For all these reasons, interactive plot programs are a bad idea. They inherently force you to manually prepare your figures. In fact, it’s probably better to autogenerate a figure draft and spruce it up in Illustrator than to make the entire figure by hand in some interactive plot program. Please be aware that Excel is an interactive plot program as well and is not recommended for figure preparation (or data analysis). One critical component in a book on data visualization is the feasibility of the proposed visualizations. It’s nice to invent some elegant new type of visualization, but if nobody can easily generate figures using this visualization then there isn’t much use to it. For example, when Tufte first proposed sparklines nobody had an easy way of making them.
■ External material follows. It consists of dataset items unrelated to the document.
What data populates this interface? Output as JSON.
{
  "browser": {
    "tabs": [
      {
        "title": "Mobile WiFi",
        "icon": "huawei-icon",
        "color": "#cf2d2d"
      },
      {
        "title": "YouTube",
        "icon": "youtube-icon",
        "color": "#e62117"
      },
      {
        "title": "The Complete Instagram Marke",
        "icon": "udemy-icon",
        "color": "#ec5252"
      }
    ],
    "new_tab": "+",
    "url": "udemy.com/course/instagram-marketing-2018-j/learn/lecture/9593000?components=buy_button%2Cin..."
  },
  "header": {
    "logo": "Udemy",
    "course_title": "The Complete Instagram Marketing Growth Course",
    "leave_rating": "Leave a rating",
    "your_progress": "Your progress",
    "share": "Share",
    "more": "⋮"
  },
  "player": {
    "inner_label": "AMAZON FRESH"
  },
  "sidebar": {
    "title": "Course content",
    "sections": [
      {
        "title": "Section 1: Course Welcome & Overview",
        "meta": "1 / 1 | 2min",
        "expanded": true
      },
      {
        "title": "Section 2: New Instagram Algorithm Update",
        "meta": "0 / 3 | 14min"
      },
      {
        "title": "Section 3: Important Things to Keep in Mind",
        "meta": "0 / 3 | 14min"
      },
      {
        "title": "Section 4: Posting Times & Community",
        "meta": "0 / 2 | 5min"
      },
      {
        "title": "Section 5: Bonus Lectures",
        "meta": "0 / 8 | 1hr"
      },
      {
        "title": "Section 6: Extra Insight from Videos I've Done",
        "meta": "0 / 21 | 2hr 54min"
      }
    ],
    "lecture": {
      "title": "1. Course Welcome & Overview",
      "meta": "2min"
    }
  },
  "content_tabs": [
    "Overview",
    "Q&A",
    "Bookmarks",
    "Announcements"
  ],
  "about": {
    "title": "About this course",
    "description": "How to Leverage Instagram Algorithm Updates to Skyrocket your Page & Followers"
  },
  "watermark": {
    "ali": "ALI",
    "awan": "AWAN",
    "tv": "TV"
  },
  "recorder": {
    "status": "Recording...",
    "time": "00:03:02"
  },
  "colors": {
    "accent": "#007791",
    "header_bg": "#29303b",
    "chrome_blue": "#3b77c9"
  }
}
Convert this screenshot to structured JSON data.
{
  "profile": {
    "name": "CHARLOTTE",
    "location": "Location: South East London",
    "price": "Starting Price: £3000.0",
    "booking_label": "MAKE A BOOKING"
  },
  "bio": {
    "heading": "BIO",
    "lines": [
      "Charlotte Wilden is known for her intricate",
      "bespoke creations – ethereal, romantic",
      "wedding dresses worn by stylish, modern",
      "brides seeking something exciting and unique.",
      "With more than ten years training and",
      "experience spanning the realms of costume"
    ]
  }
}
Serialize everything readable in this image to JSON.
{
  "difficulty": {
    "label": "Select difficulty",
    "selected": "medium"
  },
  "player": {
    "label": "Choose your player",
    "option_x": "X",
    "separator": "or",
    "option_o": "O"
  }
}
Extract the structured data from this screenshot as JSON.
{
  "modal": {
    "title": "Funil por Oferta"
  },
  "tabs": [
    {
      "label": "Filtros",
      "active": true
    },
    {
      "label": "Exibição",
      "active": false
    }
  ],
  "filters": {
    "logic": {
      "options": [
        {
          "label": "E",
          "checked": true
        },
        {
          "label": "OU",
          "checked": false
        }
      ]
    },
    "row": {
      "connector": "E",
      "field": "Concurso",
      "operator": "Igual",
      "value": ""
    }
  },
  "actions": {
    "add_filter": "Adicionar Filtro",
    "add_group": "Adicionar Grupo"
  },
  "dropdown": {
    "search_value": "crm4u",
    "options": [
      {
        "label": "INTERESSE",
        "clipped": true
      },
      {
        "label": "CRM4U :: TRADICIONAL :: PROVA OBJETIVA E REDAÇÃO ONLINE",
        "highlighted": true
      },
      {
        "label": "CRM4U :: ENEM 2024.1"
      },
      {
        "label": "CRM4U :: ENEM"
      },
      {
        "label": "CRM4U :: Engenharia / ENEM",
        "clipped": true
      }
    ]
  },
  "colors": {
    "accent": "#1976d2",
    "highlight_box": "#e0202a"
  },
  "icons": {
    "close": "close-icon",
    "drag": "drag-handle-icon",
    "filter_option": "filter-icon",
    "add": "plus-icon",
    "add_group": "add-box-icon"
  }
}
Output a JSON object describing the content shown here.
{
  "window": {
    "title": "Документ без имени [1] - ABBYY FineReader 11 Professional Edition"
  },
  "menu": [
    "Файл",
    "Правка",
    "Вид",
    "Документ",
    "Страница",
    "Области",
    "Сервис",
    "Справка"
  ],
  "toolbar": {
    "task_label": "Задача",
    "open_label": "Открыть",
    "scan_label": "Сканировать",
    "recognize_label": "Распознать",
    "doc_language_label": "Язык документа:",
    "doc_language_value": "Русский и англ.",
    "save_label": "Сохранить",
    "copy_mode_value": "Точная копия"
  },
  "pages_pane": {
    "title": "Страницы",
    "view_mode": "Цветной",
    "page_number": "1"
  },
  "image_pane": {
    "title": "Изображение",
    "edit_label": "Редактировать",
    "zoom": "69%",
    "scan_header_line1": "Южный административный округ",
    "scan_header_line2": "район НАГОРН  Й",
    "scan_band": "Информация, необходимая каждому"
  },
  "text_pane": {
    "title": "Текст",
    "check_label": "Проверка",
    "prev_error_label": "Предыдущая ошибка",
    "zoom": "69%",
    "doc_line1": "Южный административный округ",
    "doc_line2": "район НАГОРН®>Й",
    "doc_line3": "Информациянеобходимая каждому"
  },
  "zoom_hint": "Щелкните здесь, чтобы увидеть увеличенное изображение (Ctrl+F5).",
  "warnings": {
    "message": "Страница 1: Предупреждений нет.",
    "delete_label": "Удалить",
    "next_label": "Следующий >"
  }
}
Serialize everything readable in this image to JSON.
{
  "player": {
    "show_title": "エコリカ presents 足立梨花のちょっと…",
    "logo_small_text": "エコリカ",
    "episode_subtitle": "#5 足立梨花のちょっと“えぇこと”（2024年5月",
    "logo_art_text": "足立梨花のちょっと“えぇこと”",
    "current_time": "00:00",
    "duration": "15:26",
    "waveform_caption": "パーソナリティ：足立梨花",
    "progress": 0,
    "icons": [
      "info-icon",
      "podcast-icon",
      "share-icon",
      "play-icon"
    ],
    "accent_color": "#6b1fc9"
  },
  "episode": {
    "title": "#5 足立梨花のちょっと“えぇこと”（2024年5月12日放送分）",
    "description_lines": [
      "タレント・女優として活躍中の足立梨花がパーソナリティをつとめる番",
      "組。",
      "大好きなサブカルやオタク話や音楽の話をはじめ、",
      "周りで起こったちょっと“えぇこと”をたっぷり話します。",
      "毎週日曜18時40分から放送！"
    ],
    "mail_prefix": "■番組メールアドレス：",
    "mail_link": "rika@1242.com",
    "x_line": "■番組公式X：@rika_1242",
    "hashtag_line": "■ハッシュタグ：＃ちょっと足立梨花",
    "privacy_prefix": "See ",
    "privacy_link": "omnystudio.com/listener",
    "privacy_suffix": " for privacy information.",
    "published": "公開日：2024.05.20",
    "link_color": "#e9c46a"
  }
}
While we need visionaries who move the world forward by pushing the envelope of what’s possible, I envision this book to be practical and directly applicable to working data scientists preparing figures for their publications. Therefore, the visualizations I propose in the subsequent chapters can be generated with a few lines of R code via ggplot2 and readily available extension packages. In fact, nearly every figure in this book, with the exception of a few figures in Chapters 26, 27, and 28, was autogenerated exactly as shown.

Download Ebook Read Now File Type Upload Date
Download here Read Now


PDF July 22, 2019

Do you like this book? Please share with your friends, let's read it !! :)

How to Read and Open File Type for PC ?
Do NOT follow this link or you will be banned from the site!